I have a few questions:

Is there a reason you suggested the getPltAddresses method should return a DataRefImpl instead of a SectionRef? The latter seems easier to use.

You mean a SymbolRef? Yes, I think it should return one of those instead.

Is the reason to avoid having findPltEntries use the disassembler just to be more lightweight or avoid the extra dependency? Re-implementing even just a tiny portion of it seems a bit strange to me.

Main advantage is simplicity: there's no need to use a generic disassembler here when a simple specialized one would do.

The 64-bit x86 PLT format seems pretty straightforward, but the 32-bit format seems to contain just an offset from the beginning of the GOT. Am I missing a simple way to use that to compute the GOT virtual address for a PLT entry, or do I need to extend the API to give it a way to compute the GOT base address?

It seems fine to pass the .got address into findPltEntries as well.

Also, I assume it's fine for X86MCInstrAnalysis to try both the 32 and 64-bit decodings to see if either matches.

It seems better to pass a target triple or something into the function so that it knows which instruction set to use.

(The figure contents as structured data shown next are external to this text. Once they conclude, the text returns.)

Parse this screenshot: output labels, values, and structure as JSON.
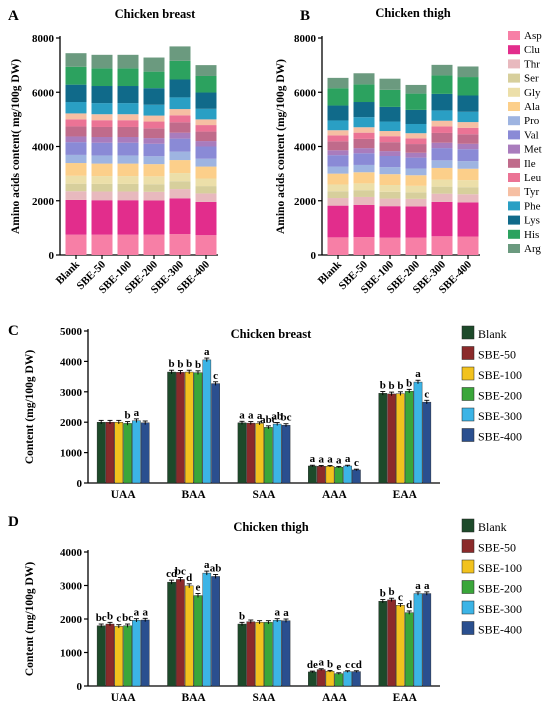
{
  "panels": [
    {
      "id": "A",
      "letter": "A",
      "title": "Chicken breast",
      "type": "stacked-bar",
      "categories": [
        "Blank",
        "SBE-50",
        "SBE-100",
        "SBE-200",
        "SBE-300",
        "SBE-400"
      ],
      "ylabel": "Amino acids content( mg/100g DW)",
      "ylim": [
        0,
        8000
      ],
      "yticks": [
        0,
        2000,
        4000,
        6000,
        8000
      ],
      "series": [
        {
          "name": "Asp",
          "color": "#f77fa6",
          "values": [
            750,
            750,
            750,
            750,
            770,
            730
          ]
        },
        {
          "name": "Clu",
          "color": "#e22d8c",
          "values": [
            1280,
            1270,
            1270,
            1260,
            1320,
            1230
          ]
        },
        {
          "name": "Thr",
          "color": "#e8b9be",
          "values": [
            320,
            320,
            320,
            320,
            340,
            310
          ]
        },
        {
          "name": "Ser",
          "color": "#d7cf9c",
          "values": [
            280,
            280,
            280,
            280,
            290,
            270
          ]
        },
        {
          "name": "Gly",
          "color": "#ecdfa9",
          "values": [
            290,
            290,
            290,
            290,
            300,
            280
          ]
        },
        {
          "name": "Ala",
          "color": "#fccf8a",
          "values": [
            470,
            460,
            460,
            450,
            480,
            440
          ]
        },
        {
          "name": "Pro",
          "color": "#9eb4e1",
          "values": [
            300,
            300,
            300,
            290,
            310,
            290
          ]
        },
        {
          "name": "Val",
          "color": "#8a8ad6",
          "values": [
            470,
            470,
            470,
            460,
            480,
            450
          ]
        },
        {
          "name": "Met",
          "color": "#a97cbd",
          "values": [
            210,
            210,
            210,
            210,
            220,
            200
          ]
        },
        {
          "name": "Ile",
          "color": "#c06b8b",
          "values": [
            370,
            370,
            370,
            360,
            380,
            350
          ]
        },
        {
          "name": "Leu",
          "color": "#eb7395",
          "values": [
            260,
            250,
            250,
            250,
            260,
            240
          ]
        },
        {
          "name": "Tyr",
          "color": "#f6bfa3",
          "values": [
            220,
            220,
            220,
            220,
            230,
            210
          ]
        },
        {
          "name": "Phe",
          "color": "#2a9fc4",
          "values": [
            420,
            410,
            410,
            400,
            430,
            390
          ]
        },
        {
          "name": "Lys",
          "color": "#106a8a",
          "values": [
            640,
            630,
            630,
            610,
            660,
            600
          ]
        },
        {
          "name": "His",
          "color": "#2ca25f",
          "values": [
            660,
            650,
            650,
            610,
            690,
            610
          ]
        },
        {
          "name": "Arg",
          "color": "#6b9a7f",
          "values": [
            500,
            500,
            500,
            520,
            530,
            400
          ]
        }
      ]
    },
    {
      "id": "B",
      "letter": "B",
      "title": "Chicken thigh",
      "type": "stacked-bar",
      "categories": [
        "Blank",
        "SBE-50",
        "SBE-100",
        "SBE-200",
        "SBE-300",
        "SBE-400"
      ],
      "ylabel": "Amino acids content (mg/100g DW)",
      "ylim": [
        0,
        8000
      ],
      "yticks": [
        0,
        2000,
        4000,
        6000,
        8000
      ],
      "series": [
        {
          "name": "Asp",
          "color": "#f77fa6",
          "values": [
            650,
            660,
            640,
            640,
            690,
            680
          ]
        },
        {
          "name": "Clu",
          "color": "#e22d8c",
          "values": [
            1170,
            1190,
            1160,
            1150,
            1270,
            1260
          ]
        },
        {
          "name": "Thr",
          "color": "#e8b9be",
          "values": [
            280,
            290,
            280,
            280,
            300,
            300
          ]
        },
        {
          "name": "Ser",
          "color": "#d7cf9c",
          "values": [
            250,
            250,
            250,
            240,
            260,
            260
          ]
        },
        {
          "name": "Gly",
          "color": "#ecdfa9",
          "values": [
            250,
            250,
            250,
            240,
            260,
            260
          ]
        },
        {
          "name": "Ala",
          "color": "#fccf8a",
          "values": [
            400,
            410,
            400,
            390,
            430,
            420
          ]
        },
        {
          "name": "Pro",
          "color": "#9eb4e1",
          "values": [
            260,
            270,
            260,
            250,
            280,
            280
          ]
        },
        {
          "name": "Val",
          "color": "#8a8ad6",
          "values": [
            420,
            430,
            410,
            400,
            450,
            440
          ]
        },
        {
          "name": "Met",
          "color": "#a97cbd",
          "values": [
            180,
            190,
            180,
            180,
            200,
            200
          ]
        },
        {
          "name": "Ile",
          "color": "#c06b8b",
          "values": [
            330,
            340,
            330,
            320,
            360,
            350
          ]
        },
        {
          "name": "Leu",
          "color": "#eb7395",
          "values": [
            220,
            230,
            220,
            210,
            240,
            240
          ]
        },
        {
          "name": "Tyr",
          "color": "#f6bfa3",
          "values": [
            190,
            200,
            190,
            190,
            210,
            210
          ]
        },
        {
          "name": "Phe",
          "color": "#2a9fc4",
          "values": [
            360,
            370,
            350,
            340,
            380,
            380
          ]
        },
        {
          "name": "Lys",
          "color": "#106a8a",
          "values": [
            550,
            560,
            540,
            520,
            610,
            600
          ]
        },
        {
          "name": "His",
          "color": "#2ca25f",
          "values": [
            640,
            650,
            630,
            600,
            680,
            680
          ]
        },
        {
          "name": "Arg",
          "color": "#6b9a7f",
          "values": [
            380,
            410,
            410,
            320,
            390,
            390
          ]
        }
      ]
    },
    {
      "id": "C",
      "letter": "C",
      "title": "Chicken breast",
      "type": "grouped-bar",
      "categories": [
        "UAA",
        "BAA",
        "SAA",
        "AAA",
        "EAA"
      ],
      "ylabel": "Content (mg/100g DW)",
      "ylim": [
        0,
        5000
      ],
      "yticks": [
        0,
        1000,
        2000,
        3000,
        4000,
        5000
      ],
      "series": [
        {
          "name": "Blank",
          "color": "#1d4a2a",
          "values": [
            2000,
            3650,
            1980,
            560,
            2950
          ],
          "errors": [
            60,
            60,
            50,
            25,
            60
          ],
          "letters": [
            "",
            "b",
            "a",
            "a",
            "b"
          ]
        },
        {
          "name": "SBE-50",
          "color": "#8b2a2a",
          "values": [
            2000,
            3640,
            1970,
            550,
            2930
          ],
          "errors": [
            60,
            60,
            50,
            25,
            60
          ],
          "letters": [
            "",
            "b",
            "a",
            "a",
            "b"
          ]
        },
        {
          "name": "SBE-100",
          "color": "#f2c21e",
          "values": [
            2000,
            3650,
            1960,
            550,
            2940
          ],
          "errors": [
            60,
            60,
            50,
            25,
            60
          ],
          "letters": [
            "",
            "b",
            "a",
            "a",
            "b"
          ]
        },
        {
          "name": "SBE-200",
          "color": "#3aa63a",
          "values": [
            1960,
            3630,
            1830,
            520,
            3020
          ],
          "errors": [
            60,
            60,
            50,
            25,
            60
          ],
          "letters": [
            "b",
            "b",
            "abc",
            "a",
            "b"
          ]
        },
        {
          "name": "SBE-300",
          "color": "#3cb4e6",
          "values": [
            2050,
            4050,
            1940,
            560,
            3320
          ],
          "errors": [
            60,
            60,
            50,
            25,
            60
          ],
          "letters": [
            "a",
            "a",
            "ab",
            "a",
            "a"
          ]
        },
        {
          "name": "SBE-400",
          "color": "#2a4f8f",
          "values": [
            1980,
            3270,
            1900,
            430,
            2660
          ],
          "errors": [
            60,
            60,
            50,
            25,
            60
          ],
          "letters": [
            "",
            "c",
            "bc",
            "c",
            "c"
          ]
        }
      ]
    },
    {
      "id": "D",
      "letter": "D",
      "title": "Chicken thigh",
      "type": "grouped-bar",
      "categories": [
        "UAA",
        "BAA",
        "SAA",
        "AAA",
        "EAA"
      ],
      "ylabel": "Content  (mg/100g DW)",
      "ylim": [
        0,
        4000
      ],
      "yticks": [
        0,
        1000,
        2000,
        3000,
        4000
      ],
      "series": [
        {
          "name": "Blank",
          "color": "#1d4a2a",
          "values": [
            1800,
            3100,
            1850,
            420,
            2530
          ],
          "errors": [
            50,
            60,
            50,
            25,
            50
          ],
          "letters": [
            "bc",
            "cd",
            "b",
            "de",
            "b"
          ]
        },
        {
          "name": "SBE-50",
          "color": "#8b2a2a",
          "values": [
            1850,
            3180,
            1920,
            490,
            2570
          ],
          "errors": [
            50,
            60,
            50,
            25,
            50
          ],
          "letters": [
            "b",
            "bc",
            "",
            "a",
            "b"
          ]
        },
        {
          "name": "SBE-100",
          "color": "#f2c21e",
          "values": [
            1780,
            2990,
            1900,
            440,
            2410
          ],
          "errors": [
            50,
            60,
            50,
            25,
            50
          ],
          "letters": [
            "c",
            "d",
            "",
            "b",
            "c"
          ]
        },
        {
          "name": "SBE-200",
          "color": "#3aa63a",
          "values": [
            1800,
            2700,
            1900,
            370,
            2190
          ],
          "errors": [
            50,
            60,
            50,
            25,
            50
          ],
          "letters": [
            "bc",
            "e",
            "",
            "e",
            "d"
          ]
        },
        {
          "name": "SBE-300",
          "color": "#3cb4e6",
          "values": [
            1960,
            3370,
            1960,
            430,
            2760
          ],
          "errors": [
            50,
            60,
            50,
            25,
            50
          ],
          "letters": [
            "a",
            "a",
            "a",
            "c",
            "a"
          ]
        },
        {
          "name": "SBE-400",
          "color": "#2a4f8f",
          "values": [
            1970,
            3270,
            1950,
            430,
            2760
          ],
          "errors": [
            50,
            60,
            50,
            25,
            50
          ],
          "letters": [
            "a",
            "ab",
            "a",
            "cd",
            "a"
          ]
        }
      ]
    }
  ],
  "chart_data": [
    {
      "type": "bar",
      "stacked": true,
      "title": "Chicken breast",
      "categories": [
        "Blank",
        "SBE-50",
        "SBE-100",
        "SBE-200",
        "SBE-300",
        "SBE-400"
      ],
      "ylabel": "Amino acids content( mg/100g DW)",
      "ylim": [
        0,
        8000
      ],
      "legend": "right"
    },
    {
      "type": "bar",
      "stacked": true,
      "title": "Chicken thigh",
      "categories": [
        "Blank",
        "SBE-50",
        "SBE-100",
        "SBE-200",
        "SBE-300",
        "SBE-400"
      ],
      "ylabel": "Amino acids content (mg/100g DW)",
      "ylim": [
        0,
        8000
      ],
      "legend": "right"
    },
    {
      "type": "bar",
      "title": "Chicken breast",
      "categories": [
        "UAA",
        "BAA",
        "SAA",
        "AAA",
        "EAA"
      ],
      "ylabel": "Content (mg/100g DW)",
      "ylim": [
        0,
        5000
      ],
      "legend": "right"
    },
    {
      "type": "bar",
      "title": "Chicken thigh",
      "categories": [
        "UAA",
        "BAA",
        "SAA",
        "AAA",
        "EAA"
      ],
      "ylabel": "Content  (mg/100g DW)",
      "ylim": [
        0,
        4000
      ],
      "legend": "right"
    }
  ]
}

There may also be architectures where this is a critical piece of information, such as architectures which support multiple instruction endiannesses.

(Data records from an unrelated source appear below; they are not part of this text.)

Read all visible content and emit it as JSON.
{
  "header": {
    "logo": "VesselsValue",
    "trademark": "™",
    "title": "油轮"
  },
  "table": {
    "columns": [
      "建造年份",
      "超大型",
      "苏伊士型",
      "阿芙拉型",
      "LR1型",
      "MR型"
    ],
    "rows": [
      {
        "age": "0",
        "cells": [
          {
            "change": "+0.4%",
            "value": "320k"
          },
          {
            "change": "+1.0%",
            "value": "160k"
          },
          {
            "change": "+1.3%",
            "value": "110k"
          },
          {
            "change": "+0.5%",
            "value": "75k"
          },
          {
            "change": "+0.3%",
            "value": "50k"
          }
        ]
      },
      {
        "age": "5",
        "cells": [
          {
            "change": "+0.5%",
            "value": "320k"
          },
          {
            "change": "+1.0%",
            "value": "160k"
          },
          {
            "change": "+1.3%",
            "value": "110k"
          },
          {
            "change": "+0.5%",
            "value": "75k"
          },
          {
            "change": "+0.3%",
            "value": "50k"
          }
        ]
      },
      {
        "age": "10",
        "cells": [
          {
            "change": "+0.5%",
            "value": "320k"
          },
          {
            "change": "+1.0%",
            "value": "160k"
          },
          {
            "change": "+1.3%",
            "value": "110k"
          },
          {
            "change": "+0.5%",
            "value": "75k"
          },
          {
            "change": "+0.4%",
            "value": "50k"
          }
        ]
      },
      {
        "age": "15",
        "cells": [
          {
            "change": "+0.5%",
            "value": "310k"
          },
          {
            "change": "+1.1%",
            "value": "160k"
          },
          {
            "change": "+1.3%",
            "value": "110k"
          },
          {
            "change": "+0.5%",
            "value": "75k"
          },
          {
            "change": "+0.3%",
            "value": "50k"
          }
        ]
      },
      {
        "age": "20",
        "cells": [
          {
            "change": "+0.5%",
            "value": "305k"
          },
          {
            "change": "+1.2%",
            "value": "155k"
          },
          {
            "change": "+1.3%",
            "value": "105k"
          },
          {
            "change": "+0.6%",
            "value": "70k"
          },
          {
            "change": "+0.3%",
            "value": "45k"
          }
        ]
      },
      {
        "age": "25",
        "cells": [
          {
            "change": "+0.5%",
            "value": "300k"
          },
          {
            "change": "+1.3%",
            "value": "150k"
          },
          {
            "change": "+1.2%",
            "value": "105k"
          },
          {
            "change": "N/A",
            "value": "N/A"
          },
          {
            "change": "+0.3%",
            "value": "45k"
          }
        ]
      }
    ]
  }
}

jgalenson updated this revision to Diff 158853.Aug 2 2018, 3:40 PM
jgalenson retitled this revision from [cfi-verify] Support cross-DSO by treating certain calls as traps. to [cfi-verify] Support cross-DSO.
jgalenson edited the summary of this revision. (Show Details)

Updated to use the new scheme suggested by pcc and eugenis, which lets other parts of LVLM (e.g., objdump) use the PLT information.

jgalenson updated this revision to Diff 159581.Aug 7 2018, 1:07 PM

Added __cfi_slowpath_diag to the list of functions that trap on CFI violations.

Friendly ping.

pcc added inline comments.Aug 16 2018, 1:37 PM
tools/llvm-cfi-verify/lib/FileAnalysis.cpp
539

I'd remove it since we shouldn't be trapping directly in cross-DSO mode, so even if a trap function is specified we shouldn't be emitting a call to it in connection with a CFI check.

jgalenson added inline comments.Aug 16 2018, 1:42 PM
tools/llvm-cfi-verify/lib/FileAnalysis.cpp
539

You mean remove __cfi_slowpath_diag from this list? I actually want to keep it since I see calls to it in real binaries. It's also specified in https://clang.llvm.org/docs/ControlFlowIntegrityDesign.html#cfi-slowpath just next to __cfi_slowpath, which apparently calls __cfi_slowpath_diag.

pcc added inline comments.Aug 16 2018, 1:43 PM
tools/llvm-cfi-verify/lib/FileAnalysis.cpp
539

Sorry, I meant abort.

eugenis added inline comments.Aug 16 2018, 1:46 PM
tools/llvm-cfi-verify/lib/FileAnalysis.cpp
539

Why remove abort from the list? This tool is intended to check if the binary is safe while relying on the cfi implementation details as little as possible. Any function that does not return when the call is unsafe is fine in this list, IMHO.

pcc added inline comments.Aug 16 2018, 1:49 PM
tools/llvm-cfi-verify/lib/FileAnalysis.cpp
539

Ah, that is indeed a good reason to keep it. I withdraw my request then.

jgalenson marked an inline comment as done.Aug 17 2018, 8:31 AM

Any other comments?

tools/llvm-cfi-verify/lib/FileAnalysis.cpp
539

Yes, I didn't actually see anything using this, but I figured it would be correct, so I left it there.

pcc accepted this revision.Aug 17 2018, 10:54 AM

LGTM

This revision is now accepted and ready to land.Aug 17 2018, 10:54 AM
This revision was automatically updated to reflect the committed changes.
jgalenson marked an inline comment as done.